I hadn't seen anything about the X3 for a while, so looked it up on Wikipedia (https://en.wikipedia.org/wiki/Eurocopter_X%C2%B3). It apparently achieved 255 knots in level flight in 2013, indicated to be an unofficial helicopter speed record. Yet it has already been in a museum since 2014!

I hadn't come across Racer (Rapid and Cost-Effective Rotorcraft), so looked it up too (https://en.wikipedia.org/wiki/Airbus_RACER ) and now understand it is an evolution from the X3. Wiki reports "first flight anticipated at the beginning of Q2 in 2022" but that has clearly passed so progress presumably still slowed due to COVID?

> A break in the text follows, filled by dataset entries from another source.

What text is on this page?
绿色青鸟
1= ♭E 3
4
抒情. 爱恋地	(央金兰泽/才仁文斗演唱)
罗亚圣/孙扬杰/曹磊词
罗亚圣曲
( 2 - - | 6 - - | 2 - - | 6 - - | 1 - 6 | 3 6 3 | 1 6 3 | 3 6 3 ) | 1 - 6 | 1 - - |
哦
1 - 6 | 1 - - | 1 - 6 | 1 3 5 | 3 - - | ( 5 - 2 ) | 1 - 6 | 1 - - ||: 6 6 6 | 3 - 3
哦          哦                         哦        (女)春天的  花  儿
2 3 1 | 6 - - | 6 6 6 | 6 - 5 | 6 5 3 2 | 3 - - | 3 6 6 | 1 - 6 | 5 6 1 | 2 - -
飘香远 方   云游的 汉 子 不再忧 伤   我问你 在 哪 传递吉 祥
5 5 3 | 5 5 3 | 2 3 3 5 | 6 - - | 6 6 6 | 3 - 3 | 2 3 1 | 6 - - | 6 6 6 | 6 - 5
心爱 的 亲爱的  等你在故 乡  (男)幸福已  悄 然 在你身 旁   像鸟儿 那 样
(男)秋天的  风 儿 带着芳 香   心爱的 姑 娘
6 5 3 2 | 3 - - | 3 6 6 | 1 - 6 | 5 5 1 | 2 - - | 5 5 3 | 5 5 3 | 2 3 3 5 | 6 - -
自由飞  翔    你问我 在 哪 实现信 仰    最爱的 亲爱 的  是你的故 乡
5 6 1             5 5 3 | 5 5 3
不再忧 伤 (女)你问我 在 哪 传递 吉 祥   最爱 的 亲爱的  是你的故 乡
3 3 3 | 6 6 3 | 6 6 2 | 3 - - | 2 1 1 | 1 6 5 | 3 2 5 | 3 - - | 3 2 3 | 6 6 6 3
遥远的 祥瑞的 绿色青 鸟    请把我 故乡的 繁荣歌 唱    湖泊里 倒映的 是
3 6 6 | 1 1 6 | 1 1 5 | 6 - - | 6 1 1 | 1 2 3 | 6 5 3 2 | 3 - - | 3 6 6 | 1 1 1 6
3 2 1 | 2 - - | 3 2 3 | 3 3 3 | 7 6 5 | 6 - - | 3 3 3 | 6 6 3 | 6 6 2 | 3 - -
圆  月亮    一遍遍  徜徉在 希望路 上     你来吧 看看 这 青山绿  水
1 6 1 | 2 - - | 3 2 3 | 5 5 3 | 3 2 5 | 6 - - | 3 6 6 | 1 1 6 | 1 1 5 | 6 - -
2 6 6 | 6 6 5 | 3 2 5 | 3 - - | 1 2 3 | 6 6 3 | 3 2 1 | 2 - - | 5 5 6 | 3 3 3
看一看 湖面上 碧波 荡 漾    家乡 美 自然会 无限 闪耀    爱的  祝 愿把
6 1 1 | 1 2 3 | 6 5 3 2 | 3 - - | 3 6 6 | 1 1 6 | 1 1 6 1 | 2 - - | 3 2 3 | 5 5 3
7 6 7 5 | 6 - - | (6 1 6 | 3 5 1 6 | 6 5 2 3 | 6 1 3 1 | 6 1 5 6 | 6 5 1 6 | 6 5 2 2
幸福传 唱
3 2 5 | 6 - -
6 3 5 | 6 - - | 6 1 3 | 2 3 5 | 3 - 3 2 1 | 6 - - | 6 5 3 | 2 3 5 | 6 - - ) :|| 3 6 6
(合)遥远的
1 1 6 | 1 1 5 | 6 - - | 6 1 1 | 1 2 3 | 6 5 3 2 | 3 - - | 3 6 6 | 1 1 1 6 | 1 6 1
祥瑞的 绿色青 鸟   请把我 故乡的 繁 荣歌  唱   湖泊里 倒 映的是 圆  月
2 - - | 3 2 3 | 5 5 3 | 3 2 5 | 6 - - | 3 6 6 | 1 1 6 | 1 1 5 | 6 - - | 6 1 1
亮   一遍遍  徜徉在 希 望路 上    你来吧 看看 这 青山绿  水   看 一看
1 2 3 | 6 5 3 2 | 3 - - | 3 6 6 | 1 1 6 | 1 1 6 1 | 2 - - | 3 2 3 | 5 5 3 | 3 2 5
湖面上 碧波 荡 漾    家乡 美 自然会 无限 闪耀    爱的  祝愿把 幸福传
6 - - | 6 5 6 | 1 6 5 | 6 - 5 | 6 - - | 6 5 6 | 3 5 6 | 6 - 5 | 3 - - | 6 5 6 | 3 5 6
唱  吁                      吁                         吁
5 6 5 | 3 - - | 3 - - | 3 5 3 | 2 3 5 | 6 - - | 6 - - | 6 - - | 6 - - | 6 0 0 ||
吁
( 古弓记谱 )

The Racer article in turn reminded me of the Piasecki X-49 and Sikorsky X2 as compound helicopters of 'comparable' configuration. The X-49 (and its predecessors) seemed like a mechanically straightforward alternative to any swivelling tail rotor concepts. Is there any future in such an arrangement as opposed to the X3 / Racer configuration?

Finally, is there any future in revisiting the DTNSRDC X-wing concept that had been built and fitted to the S-72 (https://en.wikipedia.org/wiki/Sikorsky_S-72), but was never flight tested? It seemed like a radical idea to achieve high speed flight of a rotorcraft at the time. Rotor is only used for take-off then becomes stationary for high-speed forward flight. Not sure how they managed to solve the problem of the aerodynamic loading on the forward swept pair of stationary blades (wings)!